En cuanto a su modalidad de construcción,
al llegar al sitio donde se emplazan, se instalan sobre fundaciones ya ejecutados
en poyos de concreto, para luego ensamblar las secciones entre sí,
en un terreno previamente preparado.
Condiciones difíciles
La gran dispersión de las familias
y la lejanía hicieron fracasar en dos ocasiones previas la ejecución
de este proyecto.
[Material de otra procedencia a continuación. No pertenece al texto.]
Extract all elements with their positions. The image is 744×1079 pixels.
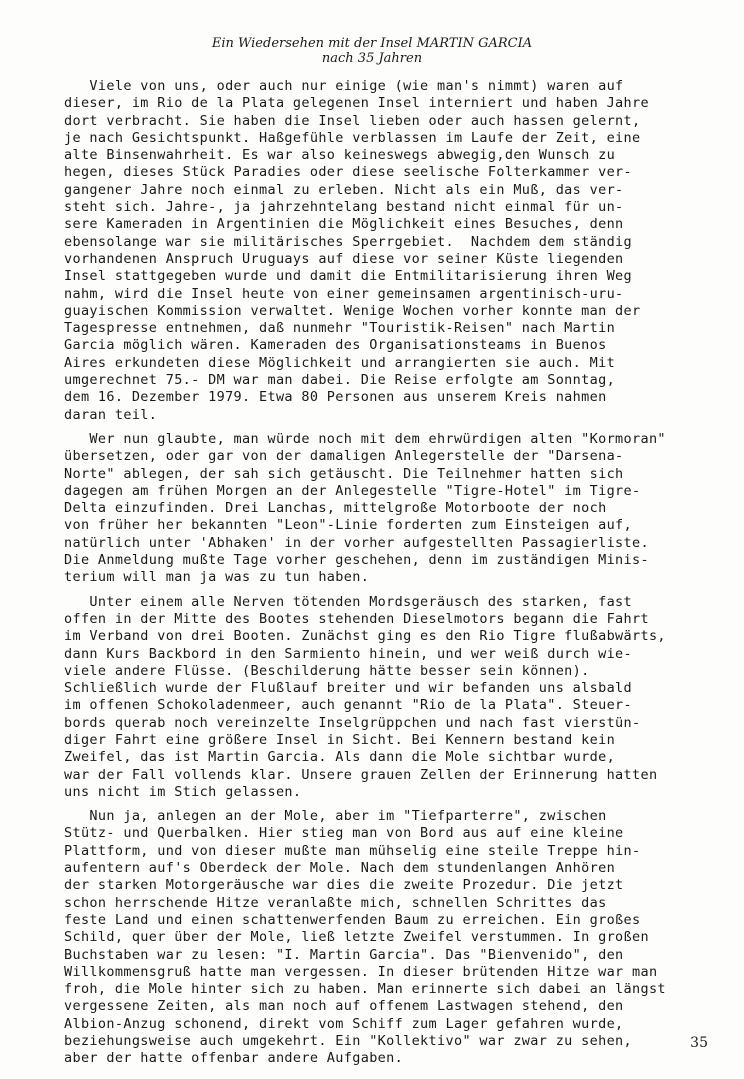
- paragraph-4: [64, 808, 704, 1067]
- text-line: im Verband von drei Booten. Zunächst ging es den Rio Tigre flußabwärts,: [64, 628, 666, 645]
- text-line: je nach Gesichtspunkt. Haßgefühle verblassen im Laufe der Zeit, eine: [64, 129, 641, 146]
- text-line: feste Land und einen schattenwerfenden Baum zu erreichen. Ein großes: [64, 911, 641, 928]
- text-line: gangener Jahre noch einmal zu erleben. Nicht als ein Muß, das ver-: [64, 181, 624, 198]
- text-line: Schild, quer über der Mole, ließ letzte Zweifel verstummen. In großen: [64, 929, 649, 946]
- text-line: uns nicht im Stich gelassen.: [64, 783, 302, 800]
- text-line: alte Binsenwahrheit. Es war also keineswegs abwegig,den Wunsch zu: [64, 147, 616, 164]
- text-line: sere Kameraden in Argentinien die Möglichkeit eines Besuches, denn: [64, 216, 624, 233]
- article-body: [64, 78, 704, 1075]
- text-line: daran teil.: [64, 406, 158, 423]
- text-line: natürlich unter 'Abhaken' in der vorher aufgestellten Passagierliste.: [64, 534, 649, 551]
- text-line: Willkommensgruß hatte man vergessen. In dieser brütenden Hitze war man: [64, 963, 658, 980]
- text-line: Nun ja, anlegen an der Mole, aber im "Tiefparterre", zwischen: [64, 808, 607, 825]
- text-line: viele andere Flüsse. (Beschilderung hätte besser sein können).: [64, 662, 590, 679]
- text-line: im offenen Schokoladenmeer, auch genannt "Rio de la Plata". Steuer-: [64, 697, 633, 714]
- text-line: hegen, dieses Stück Paradies oder diese seelische Folterkammer ver-: [64, 164, 633, 181]
- title-line-main: Ein Wiedersehen mit der Insel MARTIN GARCIA: [211, 36, 533, 51]
- text-line: aber der hatte offenbar andere Aufgaben.: [64, 1050, 404, 1067]
- text-line: Wer nun glaubte, man würde noch mit dem ehrwürdigen alten "Kormoran": [64, 430, 666, 447]
- paragraph-3: [64, 594, 704, 802]
- document-title: [0, 36, 744, 66]
- text-line: übersetzen, oder gar von der damaligen Anlegerstelle der "Darsena-: [64, 448, 624, 465]
- text-line: Norte" ablegen, der sah sich getäuscht. Die Teilnehmer hatten sich: [64, 465, 624, 482]
- text-line: terium will man ja was zu tun haben.: [64, 569, 370, 586]
- text-line: umgerechnet 75.- DM war man dabei. Die Reise erfolgte am Sonntag,: [64, 372, 616, 389]
- text-line: schon herrschende Hitze veranlaßte mich, schnellen Schrittes das: [64, 894, 607, 911]
- text-line: Schließlich wurde der Flußlauf breiter und wir befanden uns alsbald: [64, 680, 633, 697]
- text-line: ebensolange war sie militärisches Sperrgebiet. Nachdem dem ständig: [64, 233, 633, 250]
- text-line: von früher her bekannten "Leon"-Linie forderten zum Einsteigen auf,: [64, 517, 633, 534]
- text-line: dieser, im Rio de la Plata gelegenen Insel interniert und haben Jahre: [64, 95, 649, 112]
- page-number: 35: [690, 1035, 708, 1051]
- text-line: Stütz- und Querbalken. Hier stieg man von Bord aus auf eine kleine: [64, 825, 624, 842]
- text-line: Plattform, und von dieser mußte man mühselig eine steile Treppe hin-: [64, 842, 641, 859]
- text-line: dem 16. Dezember 1979. Etwa 80 Personen aus unserem Kreis nahmen: [64, 389, 607, 406]
- text-line: beziehungsweise auch umgekehrt. Ein "Kollektivo" war zwar zu sehen,: [64, 1033, 633, 1050]
- text-line: diger Fahrt eine größere Insel in Sicht. Bei Kennern bestand kein: [64, 731, 616, 748]
- title-line-subtitle: nach 35 Jahren: [321, 51, 423, 66]
- text-line: Delta einzufinden. Drei Lanchas, mittelgroße Motorboote der noch: [64, 500, 607, 517]
- text-line: vergessene Zeiten, als man noch auf offenem Lastwagen stehend, den: [64, 998, 624, 1015]
- text-line: Buchstaben war zu lesen: "I. Martin Garcia". Das "Bienvenido", den: [64, 946, 624, 963]
- text-line: aufentern auf's Oberdeck der Mole. Nach dem stundenlangen Anhören: [64, 860, 616, 877]
- text-line: Viele von uns, oder auch nur einige (wie man's nimmt) waren auf: [64, 78, 624, 94]
- text-line: guayischen Kommission verwaltet. Wenige Wochen vorher konnte man der: [64, 302, 641, 319]
- text-line: Zweifel, das ist Martin Garcia. Als dann die Mole sichtbar wurde,: [64, 749, 616, 766]
- text-line: dort verbracht. Sie haben die Insel lieben oder auch hassen gelernt,: [64, 112, 641, 129]
- text-line: steht sich. Jahre-, ja jahrzehntelang bestand nicht einmal für un-: [64, 199, 624, 216]
- text-line: Garcia möglich wären. Kameraden des Organisationsteams in Buenos: [64, 337, 607, 354]
- text-line: offen in der Mitte des Bootes stehenden Dieselmotors begann die Fahrt: [64, 610, 649, 627]
- text-line: war der Fall vollends klar. Unsere grauen Zellen der Erinnerung hatten: [64, 766, 658, 783]
- text-line: Unter einem alle Nerven tötenden Mordsgeräusch des starken, fast: [64, 593, 633, 610]
- text-line: dagegen am frühen Morgen an der Anlegestelle "Tigre-Hotel" im Tigre-: [64, 482, 641, 499]
- text-line: Tagespresse entnehmen, daß nunmehr "Touristik-Reisen" nach Martin: [64, 320, 616, 337]
- text-line: Die Anmeldung mußte Tage vorher geschehen, denn im zuständigen Minis-: [64, 552, 649, 569]
- text-line: Aires erkundeten diese Möglichkeit und arrangierten sie auch. Mit: [64, 354, 616, 371]
- text-line: vorhandenen Anspruch Uruguays auf diese vor seiner Küste liegenden: [64, 250, 624, 267]
- text-line: nahm, wird die Insel heute von einer gemeinsamen argentinisch-uru-: [64, 285, 624, 302]
- text-line: bords querab noch vereinzelte Inselgrüppchen und nach fast vierstün-: [64, 714, 641, 731]
- text-line: der starken Motorgeräusche war dies die zweite Prozedur. Die jetzt: [64, 877, 624, 894]
- text-line: froh, die Mole hinter sich zu haben. Man erinnerte sich dabei an längst: [64, 981, 666, 998]
- text-line: Albion-Anzug schonend, direkt vom Schiff zum Lager gefahren wurde,: [64, 1015, 624, 1032]
- paragraph-2: [64, 431, 704, 587]
- text-line: Insel stattgegeben wurde und damit die Entmilitarisierung ihren Weg: [64, 268, 633, 285]
- text-line: dann Kurs Backbord in den Sarmiento hinein, und wer weiß durch wie-: [64, 645, 633, 662]
- paragraph-1: [64, 78, 704, 424]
Finalmente, la empresa Arcosen inició en septiembre
las faenas que debieran estar concluidas en mayo próximo.
Gramsch subrayó las dificultades de
construir en estas zonas aisladas, lo que significa generar condiciones de
flexibilidad para que tanto la empresa como el propio Serviu tengan las facilidades
para terminar estas casas. "Es muy importante destacar que las viviendas
que estamos construyendo tienen aislación especial y condiciones de
habitabilidad muchísimo mejores, que esperamos, permitan cambiar la
vida a algunas familias que viven en condiciones de extrema pobreza".